The student was David Cooperrider, who we'll meet again in a few pages. His experience at the Cleveland Clinic was the first step in developing a promising new way of advancing people and organizations: appreciative inquiry.

The term may well be new to you. And if you're at all like me, you may be cringing at the thought of yet one more management buzzword. It's a good bit more than that. I've become convinced that appreciative inquiry offers tremendous potential to promote the growth and vitality of human systems, especially those devoted to the common good.

We've already seen the value of inquiry, asking questions because we want to learn something new. This kind of inquiry revives the sense of wonder that opens up new options. Thanks to David, I have come to value my presence as an everlasting beginner far more highly than any expertise I might offer. As the Zen master Shunryo Suzuki-Roshi put it, "In the beginner's mind there are many possibilities, but in the expert's there are few."

What about appreciation? In an age of criticism and even cynicism, that may sound a bit "soft." But in fact appreciation is an unexpectedly powerful act.

When we appreciate something or someone, we often mean we're grateful. That's fine, as a start. We can also mean we're recognizing and liking the qualities of something, treasuring it, valuing it, seeking to understand it fully, as when we appreciate art.

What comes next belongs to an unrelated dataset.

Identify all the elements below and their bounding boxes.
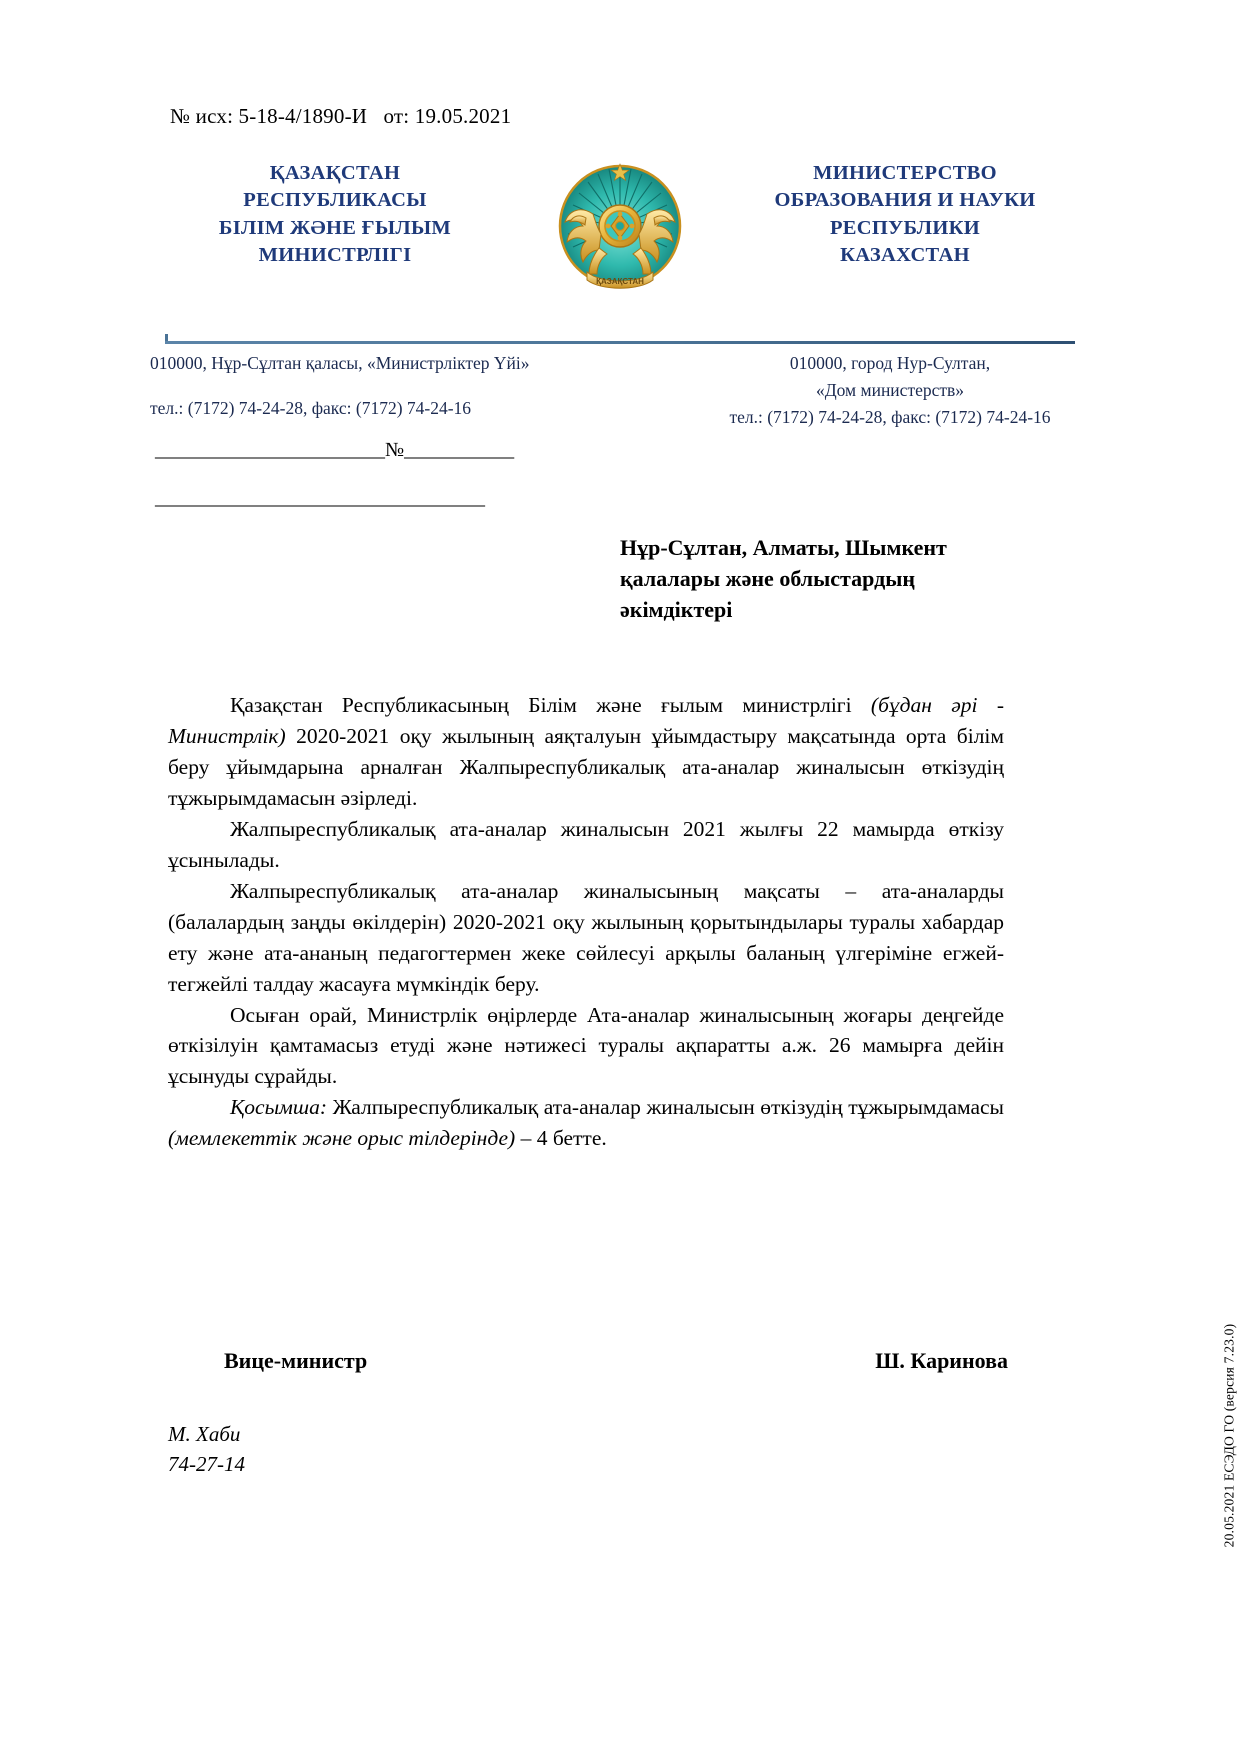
p5-text-b: – 4 бетте. [515, 1126, 607, 1151]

It gets better. When we pause to appreciate something (or someone), the object of our regard can actually increase in value, as a house or business might appreciate. Recall how our belief in an individual exerts an influence vastly greater than we usually recognize. We saw this in the Pygmalion effect--the higher achievement that often follows from being held in high regard--and in what happened for the student at Cambridge when she felt someone had believed in her.

On a much larger scale, remember Frederick Polak's conclusion that a bright image of the future is vital to the destiny of a civilization. As we'll soon see, appreciation is the most effective way to generate such images, and the confidence to bring them to fruition.